It is 12:10 in the morning. Why am I awake? I experience very vivid nightmares. Now, these nightmares are not like scary movies. Those things don’t keep me awake. What keeps me awake is the memories of people leaving and the memories of me losing everything I worked for. Tonight, my dream consisted of mentors and role models leaving my life. That is a nightmare for me. I wake up in tears and catch myself talking in my sleep.
This new ministry assignment I am at has been a huge blessing and it feels unreal. The amount of support from the church and the staff that Sabrina has gotten is unlike anything I have ever experienced. I must admit, even after being here a week, I’m afraid I’m going to get hurt and lose it all. This is not at all because I think people are wearing a mask, but it is because of the trauma of people close to me leaving.
However, instead of dwelling in it, I’m trying to dwell at what Jesus says in Scripture in the book of Matthew during the Great Commission. Jesus reassures the disciples that He will be with them always, even to the end of the age. This brings me comfort. People will fail, but Christ never will. He has moved mountains to place me according to His calling. He has proven time and time again that He will not leave me and that I can trust the plans He has for me is for my good.
I have always connected with Psalm 42, especially being a Christian that struggles with depression. The verse that really sticks out to me is “Why are you downcast, O my soul? Why so disturbed within me? Put your hope in God, for I will yet praise him, my Savior and my God.” As a deer pants for water, so my soul thirsts for God. Yet, I keep trying to fill my void or solve my depression with human relationships. When I feel my depression creeping back in, I know my God tank is running low.
With my passion for ministry and my intense work ethic, I have failed to take a Sabbath so far. So tomorrow, on my scheduled day off. I will not go into the office. Instead, I will do things that fill my God tank because I feel my depression creeping in, though nothing is wrong. A sign of this is my nightmares. I will ask my soul, “why are you downcast?” I will spend time in prayer and meditation. I will spend time in worship and appreciation of who God is and what He has done. Even writing this post has already mitigated some of my depression because it has recentered my focus on God’s promises and eschatological hope instead of mistakes and heartbreak of the past.

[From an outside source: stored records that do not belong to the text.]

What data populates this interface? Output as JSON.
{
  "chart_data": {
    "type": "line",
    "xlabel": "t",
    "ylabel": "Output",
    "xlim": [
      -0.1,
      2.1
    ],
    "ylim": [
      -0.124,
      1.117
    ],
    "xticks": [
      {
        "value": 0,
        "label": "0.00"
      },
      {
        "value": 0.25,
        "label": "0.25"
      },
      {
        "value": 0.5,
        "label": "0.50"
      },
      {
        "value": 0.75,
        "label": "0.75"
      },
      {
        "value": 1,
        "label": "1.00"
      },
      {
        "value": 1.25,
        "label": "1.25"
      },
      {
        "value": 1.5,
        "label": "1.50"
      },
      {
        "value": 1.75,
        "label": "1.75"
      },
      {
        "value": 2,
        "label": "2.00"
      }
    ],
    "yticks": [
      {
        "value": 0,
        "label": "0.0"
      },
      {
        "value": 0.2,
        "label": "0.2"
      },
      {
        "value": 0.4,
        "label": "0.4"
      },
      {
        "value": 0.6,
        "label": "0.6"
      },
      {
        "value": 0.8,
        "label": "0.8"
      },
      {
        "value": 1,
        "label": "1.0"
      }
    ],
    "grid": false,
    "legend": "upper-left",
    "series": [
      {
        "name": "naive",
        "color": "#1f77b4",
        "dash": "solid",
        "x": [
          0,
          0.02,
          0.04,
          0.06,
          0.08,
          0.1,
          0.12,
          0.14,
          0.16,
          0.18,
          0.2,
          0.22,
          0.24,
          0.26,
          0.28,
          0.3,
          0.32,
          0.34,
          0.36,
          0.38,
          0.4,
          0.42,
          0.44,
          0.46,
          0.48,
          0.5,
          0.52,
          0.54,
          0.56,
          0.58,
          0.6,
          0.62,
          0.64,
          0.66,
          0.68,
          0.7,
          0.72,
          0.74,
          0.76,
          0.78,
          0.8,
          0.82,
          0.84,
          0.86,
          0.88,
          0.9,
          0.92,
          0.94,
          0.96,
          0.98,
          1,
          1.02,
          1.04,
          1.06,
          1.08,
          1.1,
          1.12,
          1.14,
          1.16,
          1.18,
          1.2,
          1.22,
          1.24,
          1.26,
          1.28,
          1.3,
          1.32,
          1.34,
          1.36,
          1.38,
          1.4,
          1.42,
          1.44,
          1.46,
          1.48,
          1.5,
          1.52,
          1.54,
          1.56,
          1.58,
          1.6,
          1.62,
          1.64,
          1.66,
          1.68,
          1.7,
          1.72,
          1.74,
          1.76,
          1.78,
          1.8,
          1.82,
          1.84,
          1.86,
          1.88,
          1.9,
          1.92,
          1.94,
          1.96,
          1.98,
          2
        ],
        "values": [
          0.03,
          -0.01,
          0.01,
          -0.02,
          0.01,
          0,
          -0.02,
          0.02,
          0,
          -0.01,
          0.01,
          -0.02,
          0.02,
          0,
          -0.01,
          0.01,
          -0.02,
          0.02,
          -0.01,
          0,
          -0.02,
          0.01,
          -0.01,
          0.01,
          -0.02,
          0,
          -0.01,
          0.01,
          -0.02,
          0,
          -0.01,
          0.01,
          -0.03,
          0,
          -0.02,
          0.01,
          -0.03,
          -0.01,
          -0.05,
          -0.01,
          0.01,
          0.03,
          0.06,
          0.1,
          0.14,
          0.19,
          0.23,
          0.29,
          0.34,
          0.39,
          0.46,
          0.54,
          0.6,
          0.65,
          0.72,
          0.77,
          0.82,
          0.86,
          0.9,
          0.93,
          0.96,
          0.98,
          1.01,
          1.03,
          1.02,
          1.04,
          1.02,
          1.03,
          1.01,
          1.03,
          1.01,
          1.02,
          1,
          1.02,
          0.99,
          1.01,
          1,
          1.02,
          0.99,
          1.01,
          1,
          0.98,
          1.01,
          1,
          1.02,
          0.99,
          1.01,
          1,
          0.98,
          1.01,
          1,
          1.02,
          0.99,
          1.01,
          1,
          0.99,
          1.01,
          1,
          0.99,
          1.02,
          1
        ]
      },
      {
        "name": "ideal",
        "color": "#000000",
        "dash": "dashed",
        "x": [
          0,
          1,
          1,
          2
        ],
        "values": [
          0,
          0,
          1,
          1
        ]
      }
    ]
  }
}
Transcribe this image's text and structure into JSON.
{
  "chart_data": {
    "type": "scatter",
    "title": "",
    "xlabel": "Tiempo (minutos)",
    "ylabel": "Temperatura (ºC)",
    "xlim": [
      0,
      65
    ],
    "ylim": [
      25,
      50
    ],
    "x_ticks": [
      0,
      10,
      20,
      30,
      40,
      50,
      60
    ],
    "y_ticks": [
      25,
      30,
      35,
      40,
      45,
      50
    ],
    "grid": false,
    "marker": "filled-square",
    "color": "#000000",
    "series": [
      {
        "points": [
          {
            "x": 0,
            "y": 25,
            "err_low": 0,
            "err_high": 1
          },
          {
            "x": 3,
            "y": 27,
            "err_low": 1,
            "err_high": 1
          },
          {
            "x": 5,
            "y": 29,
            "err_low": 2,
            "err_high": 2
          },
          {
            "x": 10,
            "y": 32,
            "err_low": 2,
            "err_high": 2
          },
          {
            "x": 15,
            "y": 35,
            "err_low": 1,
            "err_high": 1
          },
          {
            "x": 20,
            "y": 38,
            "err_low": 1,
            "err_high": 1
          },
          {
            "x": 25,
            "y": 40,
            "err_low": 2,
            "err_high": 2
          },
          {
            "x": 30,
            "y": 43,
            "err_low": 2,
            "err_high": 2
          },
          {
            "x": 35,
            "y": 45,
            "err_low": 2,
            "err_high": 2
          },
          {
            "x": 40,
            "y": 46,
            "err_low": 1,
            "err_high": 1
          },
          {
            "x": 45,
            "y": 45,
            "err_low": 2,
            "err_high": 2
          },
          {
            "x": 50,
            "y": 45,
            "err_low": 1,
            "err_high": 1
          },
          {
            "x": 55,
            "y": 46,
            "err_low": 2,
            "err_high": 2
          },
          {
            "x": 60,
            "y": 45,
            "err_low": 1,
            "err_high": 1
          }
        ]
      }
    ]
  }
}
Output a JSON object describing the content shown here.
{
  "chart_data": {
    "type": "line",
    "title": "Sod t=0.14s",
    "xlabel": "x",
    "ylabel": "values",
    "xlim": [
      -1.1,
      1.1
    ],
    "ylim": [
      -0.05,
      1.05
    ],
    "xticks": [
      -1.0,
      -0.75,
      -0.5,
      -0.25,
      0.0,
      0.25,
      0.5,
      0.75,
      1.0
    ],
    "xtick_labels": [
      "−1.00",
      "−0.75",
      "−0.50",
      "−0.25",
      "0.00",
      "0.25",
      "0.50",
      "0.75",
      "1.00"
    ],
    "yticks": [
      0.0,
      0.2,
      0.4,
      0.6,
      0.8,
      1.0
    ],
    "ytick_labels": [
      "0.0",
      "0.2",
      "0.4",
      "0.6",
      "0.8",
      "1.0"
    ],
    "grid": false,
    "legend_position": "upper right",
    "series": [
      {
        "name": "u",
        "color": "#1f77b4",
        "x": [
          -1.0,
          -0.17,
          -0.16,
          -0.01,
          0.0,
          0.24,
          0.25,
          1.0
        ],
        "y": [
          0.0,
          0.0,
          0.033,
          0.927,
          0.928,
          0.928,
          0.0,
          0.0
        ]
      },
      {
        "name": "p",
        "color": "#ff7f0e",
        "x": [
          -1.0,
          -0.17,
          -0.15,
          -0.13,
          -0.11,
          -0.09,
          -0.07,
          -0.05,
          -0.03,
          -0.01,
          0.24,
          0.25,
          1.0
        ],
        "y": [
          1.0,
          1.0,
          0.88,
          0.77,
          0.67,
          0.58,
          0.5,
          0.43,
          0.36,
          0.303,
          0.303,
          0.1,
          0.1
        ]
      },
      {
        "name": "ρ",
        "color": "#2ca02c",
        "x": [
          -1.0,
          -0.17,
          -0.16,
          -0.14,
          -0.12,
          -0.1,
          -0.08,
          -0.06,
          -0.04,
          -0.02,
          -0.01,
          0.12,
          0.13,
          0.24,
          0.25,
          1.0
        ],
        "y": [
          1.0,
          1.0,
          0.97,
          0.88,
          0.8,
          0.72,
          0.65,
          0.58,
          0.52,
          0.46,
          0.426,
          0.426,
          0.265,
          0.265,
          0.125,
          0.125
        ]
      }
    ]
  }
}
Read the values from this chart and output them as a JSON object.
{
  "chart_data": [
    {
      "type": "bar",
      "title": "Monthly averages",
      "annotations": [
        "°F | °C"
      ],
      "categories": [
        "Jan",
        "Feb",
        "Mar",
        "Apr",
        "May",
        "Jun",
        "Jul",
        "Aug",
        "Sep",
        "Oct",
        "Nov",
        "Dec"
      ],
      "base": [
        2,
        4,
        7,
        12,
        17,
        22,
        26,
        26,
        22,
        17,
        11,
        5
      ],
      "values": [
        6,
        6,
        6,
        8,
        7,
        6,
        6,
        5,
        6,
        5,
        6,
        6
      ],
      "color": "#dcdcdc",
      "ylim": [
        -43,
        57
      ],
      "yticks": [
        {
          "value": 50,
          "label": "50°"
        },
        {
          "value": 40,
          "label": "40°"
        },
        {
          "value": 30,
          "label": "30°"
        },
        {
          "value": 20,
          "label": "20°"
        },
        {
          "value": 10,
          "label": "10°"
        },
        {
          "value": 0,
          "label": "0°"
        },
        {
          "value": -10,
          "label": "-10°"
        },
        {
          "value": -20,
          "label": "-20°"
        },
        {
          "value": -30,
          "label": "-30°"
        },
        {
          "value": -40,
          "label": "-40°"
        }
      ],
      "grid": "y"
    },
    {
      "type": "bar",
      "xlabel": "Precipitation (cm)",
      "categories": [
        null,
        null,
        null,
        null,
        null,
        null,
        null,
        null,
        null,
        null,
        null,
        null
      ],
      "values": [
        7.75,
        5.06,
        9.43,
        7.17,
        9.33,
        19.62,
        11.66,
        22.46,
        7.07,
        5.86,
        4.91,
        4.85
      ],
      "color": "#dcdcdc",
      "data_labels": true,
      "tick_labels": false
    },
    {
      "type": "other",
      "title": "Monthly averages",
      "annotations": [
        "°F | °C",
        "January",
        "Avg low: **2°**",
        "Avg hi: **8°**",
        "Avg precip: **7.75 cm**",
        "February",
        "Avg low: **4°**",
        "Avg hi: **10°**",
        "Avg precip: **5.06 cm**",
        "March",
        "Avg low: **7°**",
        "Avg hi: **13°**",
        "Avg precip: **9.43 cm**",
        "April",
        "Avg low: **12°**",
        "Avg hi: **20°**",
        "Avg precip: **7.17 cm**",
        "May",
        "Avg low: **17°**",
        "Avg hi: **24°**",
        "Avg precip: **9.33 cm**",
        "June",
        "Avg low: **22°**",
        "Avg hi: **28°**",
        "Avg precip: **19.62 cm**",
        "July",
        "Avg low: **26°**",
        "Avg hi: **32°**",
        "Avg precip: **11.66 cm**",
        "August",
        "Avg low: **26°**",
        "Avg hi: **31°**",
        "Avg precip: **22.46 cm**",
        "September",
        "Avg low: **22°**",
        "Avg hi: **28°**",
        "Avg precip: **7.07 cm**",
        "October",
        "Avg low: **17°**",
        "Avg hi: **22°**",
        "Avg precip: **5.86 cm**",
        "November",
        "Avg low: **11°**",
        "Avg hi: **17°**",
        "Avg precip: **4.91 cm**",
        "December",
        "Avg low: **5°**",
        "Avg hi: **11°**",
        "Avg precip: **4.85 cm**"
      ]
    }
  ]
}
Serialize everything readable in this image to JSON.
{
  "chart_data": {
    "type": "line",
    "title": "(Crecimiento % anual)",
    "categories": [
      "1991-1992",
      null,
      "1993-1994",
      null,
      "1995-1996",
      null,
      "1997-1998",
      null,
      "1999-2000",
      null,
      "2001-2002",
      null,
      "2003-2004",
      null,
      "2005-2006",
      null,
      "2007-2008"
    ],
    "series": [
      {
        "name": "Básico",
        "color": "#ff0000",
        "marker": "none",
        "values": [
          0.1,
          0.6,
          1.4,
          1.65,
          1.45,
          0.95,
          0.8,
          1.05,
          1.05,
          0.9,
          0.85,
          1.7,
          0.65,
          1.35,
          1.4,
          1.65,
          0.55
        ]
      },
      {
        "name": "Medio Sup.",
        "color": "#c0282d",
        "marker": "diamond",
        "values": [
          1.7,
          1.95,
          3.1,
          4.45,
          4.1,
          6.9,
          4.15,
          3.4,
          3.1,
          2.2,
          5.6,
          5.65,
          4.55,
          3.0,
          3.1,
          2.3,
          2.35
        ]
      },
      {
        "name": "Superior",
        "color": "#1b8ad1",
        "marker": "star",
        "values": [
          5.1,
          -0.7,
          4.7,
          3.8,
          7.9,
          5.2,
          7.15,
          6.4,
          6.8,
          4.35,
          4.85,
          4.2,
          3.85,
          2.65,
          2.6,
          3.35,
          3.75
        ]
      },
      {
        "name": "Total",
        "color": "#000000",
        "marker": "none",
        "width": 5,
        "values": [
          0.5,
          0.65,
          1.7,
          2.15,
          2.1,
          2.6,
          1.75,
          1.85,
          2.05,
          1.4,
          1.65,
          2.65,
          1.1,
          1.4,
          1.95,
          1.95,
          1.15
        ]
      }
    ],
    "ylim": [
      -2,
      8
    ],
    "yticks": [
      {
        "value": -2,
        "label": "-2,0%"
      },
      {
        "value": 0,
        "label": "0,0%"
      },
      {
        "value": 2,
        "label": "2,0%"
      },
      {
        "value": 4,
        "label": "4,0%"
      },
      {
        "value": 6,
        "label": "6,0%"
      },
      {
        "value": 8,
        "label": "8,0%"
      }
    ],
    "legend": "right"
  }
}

I will end this post just simply asking for your prayers. I’m still trying to figure out what full time ministry looks like for me. I’m still trying to figure out who “Pastor Johnny” is. In fact, I’m still learning who John Fernandes is. I’m a dynamic. Since I’ve gotten mentally healthy and sober, I’m learning new things about myself each day. What I have learned this past week is that I need to take it easy. I have to remember, ministry isn’t about what I can do. God does not need me and does not want me because of what I have to offer. He wants me because I am his creation, his son. I am a human being, not a human doing.